Erling Kagge is a Norwegian explorer, publisher and author, famous as the first explorer to conquer the three poles on foot: the North and South Poles and Mt. Everest. What makes his conquests all the more remarkable, is that all were unsupported.
An appeal of this book is his examination of his own and his peers’ impulse for adventure, an impulse he says, only a few humans retain into adulthood – some as an obsession.
He and fellow Norwegian, Børge Ousland, conquered the North Pole in 58 days in 1990. Both were in their late twenties and were the first to do so on skis, hauling all of their food and equipment on sledges without huskies, motorised aids or supply depots en route.
Now in his early sixties, he writes lucidly and with authority on the conditions to be overcome, and the tests of endurance and character involved. He writes modestly of his own achievements, admitting personal failings – concluding he should have embraced even greater hardships.
He explains there are three North Poles: the celestial (the North Star, or Polaris), magnetic, geographic and imaginary (mythic) North Poles, plus the North Pole as a state of being, the spirit of adventure lodged within every human heart, epitomised he says, by the outstretched limbs of a baby, reaching out towards each compass point.

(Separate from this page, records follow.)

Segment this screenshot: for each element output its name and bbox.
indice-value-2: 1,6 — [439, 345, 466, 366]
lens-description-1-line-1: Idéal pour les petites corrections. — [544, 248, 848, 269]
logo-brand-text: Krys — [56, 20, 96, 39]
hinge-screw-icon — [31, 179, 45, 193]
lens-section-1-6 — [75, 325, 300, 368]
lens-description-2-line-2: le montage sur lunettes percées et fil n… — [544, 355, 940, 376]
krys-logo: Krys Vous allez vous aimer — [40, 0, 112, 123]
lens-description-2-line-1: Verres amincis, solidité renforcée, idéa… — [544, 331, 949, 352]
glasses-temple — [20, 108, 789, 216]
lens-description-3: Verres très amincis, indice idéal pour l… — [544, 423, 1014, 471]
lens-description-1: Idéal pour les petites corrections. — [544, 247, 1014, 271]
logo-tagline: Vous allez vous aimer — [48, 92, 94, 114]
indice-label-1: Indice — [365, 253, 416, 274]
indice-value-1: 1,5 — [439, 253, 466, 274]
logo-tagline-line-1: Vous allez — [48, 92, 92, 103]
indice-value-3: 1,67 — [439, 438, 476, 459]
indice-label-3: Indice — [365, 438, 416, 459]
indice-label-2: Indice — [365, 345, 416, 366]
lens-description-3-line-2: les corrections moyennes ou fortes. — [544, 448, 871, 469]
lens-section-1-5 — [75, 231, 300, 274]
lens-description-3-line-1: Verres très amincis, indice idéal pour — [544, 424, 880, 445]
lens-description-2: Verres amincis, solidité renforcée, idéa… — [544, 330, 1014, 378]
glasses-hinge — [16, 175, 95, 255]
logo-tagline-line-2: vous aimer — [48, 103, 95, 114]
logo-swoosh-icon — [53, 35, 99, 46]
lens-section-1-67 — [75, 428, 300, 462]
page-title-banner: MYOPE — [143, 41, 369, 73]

His assessment of the character, the wide-ranging challenges in different eras and of differing leadership styles, is even-handed. He maintains this balance, whether writing of those he admires or not, exposing the all too human flaws of all without being judgemental.
He tells a good story too, whether of a sorrowful love story or of extreme peril when expeditions encountered a hungry polar bear, as two instances.
He ends by contemplating what motivates explorers to overcome such hardships. In his research, he discovered that many explorers had absent fathers, or fathers who died when their son was young, or (including himself) the father/son relationship was problematic. He cites Odysseus and Telemachus as an ancient model of the cost of adventuring on the whole family, but concludes that he cannot completely fathom even his own reasons.
On his victorious return, Kagge’s father told him bluntly that his adventure had been ridiculous and that if anyone in the family should have gone on the expedition, it should have been Erling’s brother, who was the better skier. But he was not as obsessed about the North Pole, he adds.